適取機構・空き家対策でセミナー 「街づくりの在り方」重要に 地域との連携などで成功事例
住宅新報 2015年2月24日 号 5面

空き家対策をテーマとしたセミナーに多くの人が参加した
不動産適正取引推進機構は2月20日、昨今急増している「空き家」をテーマにした講演会を住宅金融支援機構内の「すまい・るホール」で開催した。講師は、富士通総研経済研究所上席主任研究員の米山秀隆氏が務めた。

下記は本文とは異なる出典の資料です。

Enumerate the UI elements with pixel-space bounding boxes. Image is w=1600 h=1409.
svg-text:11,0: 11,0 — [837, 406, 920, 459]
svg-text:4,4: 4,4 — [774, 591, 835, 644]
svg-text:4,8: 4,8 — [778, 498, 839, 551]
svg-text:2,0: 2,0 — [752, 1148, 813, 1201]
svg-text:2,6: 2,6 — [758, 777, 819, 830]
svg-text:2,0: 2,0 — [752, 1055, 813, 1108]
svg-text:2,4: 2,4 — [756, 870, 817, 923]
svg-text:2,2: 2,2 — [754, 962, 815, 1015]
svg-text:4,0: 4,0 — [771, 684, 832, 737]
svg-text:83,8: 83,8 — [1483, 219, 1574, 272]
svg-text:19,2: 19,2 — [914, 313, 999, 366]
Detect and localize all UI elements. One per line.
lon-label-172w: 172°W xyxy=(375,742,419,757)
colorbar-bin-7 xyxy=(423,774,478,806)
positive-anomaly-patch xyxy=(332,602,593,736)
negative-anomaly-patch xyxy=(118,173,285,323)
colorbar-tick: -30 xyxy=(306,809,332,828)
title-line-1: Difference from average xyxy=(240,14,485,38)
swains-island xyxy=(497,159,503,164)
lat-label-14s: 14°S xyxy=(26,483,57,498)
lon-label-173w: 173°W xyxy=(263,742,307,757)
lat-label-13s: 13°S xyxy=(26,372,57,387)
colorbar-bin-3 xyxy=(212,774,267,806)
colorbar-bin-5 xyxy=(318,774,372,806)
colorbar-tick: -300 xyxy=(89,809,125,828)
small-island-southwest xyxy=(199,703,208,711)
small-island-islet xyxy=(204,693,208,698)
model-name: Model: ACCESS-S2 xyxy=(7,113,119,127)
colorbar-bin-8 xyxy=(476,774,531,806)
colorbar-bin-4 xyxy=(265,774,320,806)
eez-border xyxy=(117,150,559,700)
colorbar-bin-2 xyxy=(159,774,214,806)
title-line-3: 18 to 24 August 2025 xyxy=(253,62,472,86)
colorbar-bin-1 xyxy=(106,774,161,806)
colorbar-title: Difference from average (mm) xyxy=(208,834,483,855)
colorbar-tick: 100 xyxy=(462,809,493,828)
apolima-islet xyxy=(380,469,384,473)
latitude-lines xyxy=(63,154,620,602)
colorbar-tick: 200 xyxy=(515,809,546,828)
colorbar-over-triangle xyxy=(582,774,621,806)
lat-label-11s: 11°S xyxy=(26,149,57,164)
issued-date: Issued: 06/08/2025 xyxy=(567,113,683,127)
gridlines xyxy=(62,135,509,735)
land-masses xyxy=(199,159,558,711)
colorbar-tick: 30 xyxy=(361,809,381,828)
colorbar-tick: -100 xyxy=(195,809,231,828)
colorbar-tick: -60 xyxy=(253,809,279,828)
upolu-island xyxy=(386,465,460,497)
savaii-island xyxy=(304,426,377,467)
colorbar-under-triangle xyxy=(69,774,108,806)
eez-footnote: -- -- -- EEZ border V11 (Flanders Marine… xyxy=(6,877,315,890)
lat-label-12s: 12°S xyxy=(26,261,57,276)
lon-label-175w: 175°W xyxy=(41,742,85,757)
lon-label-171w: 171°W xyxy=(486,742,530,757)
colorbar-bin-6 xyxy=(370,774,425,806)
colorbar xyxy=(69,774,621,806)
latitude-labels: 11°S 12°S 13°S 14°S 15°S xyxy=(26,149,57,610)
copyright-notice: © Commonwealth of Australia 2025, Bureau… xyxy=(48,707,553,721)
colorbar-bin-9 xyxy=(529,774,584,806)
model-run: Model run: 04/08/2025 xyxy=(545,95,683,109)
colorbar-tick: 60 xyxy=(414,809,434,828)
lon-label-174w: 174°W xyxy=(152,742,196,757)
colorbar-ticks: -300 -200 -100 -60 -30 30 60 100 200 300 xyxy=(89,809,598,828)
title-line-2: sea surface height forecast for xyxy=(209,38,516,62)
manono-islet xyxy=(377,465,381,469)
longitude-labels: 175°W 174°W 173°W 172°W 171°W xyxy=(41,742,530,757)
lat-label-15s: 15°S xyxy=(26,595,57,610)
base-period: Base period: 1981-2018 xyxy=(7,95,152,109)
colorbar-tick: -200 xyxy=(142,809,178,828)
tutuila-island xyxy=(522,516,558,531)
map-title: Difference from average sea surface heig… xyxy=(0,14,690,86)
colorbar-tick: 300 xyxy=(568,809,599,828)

最新の統計数字である「13.5%」という空き家率が、欧米と比較して高い割合となっている理由について同氏は、「根本的には街づくりの在り方に起因する」と指摘。欧米では住宅を建ててよい場所とそうでない場所を明確に定めた歴史があるが、日本は戦後の住宅不足解消のため明確な線引きがないまま街づくりが進み、今ある線引きも事後的なものだったとし、「今後の人口減少を考えると、この街づくりの在り方をしっかり定めなければ、空き家の根本的な解決にはならない」とした。なお、イギリスの空き家率は3~4%となっている。
また、各自治体が取り組んでいる独自の空き家対策や、2月26日から一部施行される空家対策特別措置法の内容を説明したほか、全国で取り組みが進んでいる「空き家バンク」について、実績がある地域とそうでない地域の差を紹介。「地元不動産会社などとの提携」「推進協議会の設置」「移住・交流者の生活支援などを行う地元サポーターの設置」「地元住民・各種団体の意識啓発」などに取り組む地域は実績が上がっているとし、「大変で面倒なことだが、単に広報誌やホームページで紹介するだけでなく、地元企業や住民と一緒になって取り組む姿勢が必要」と語った。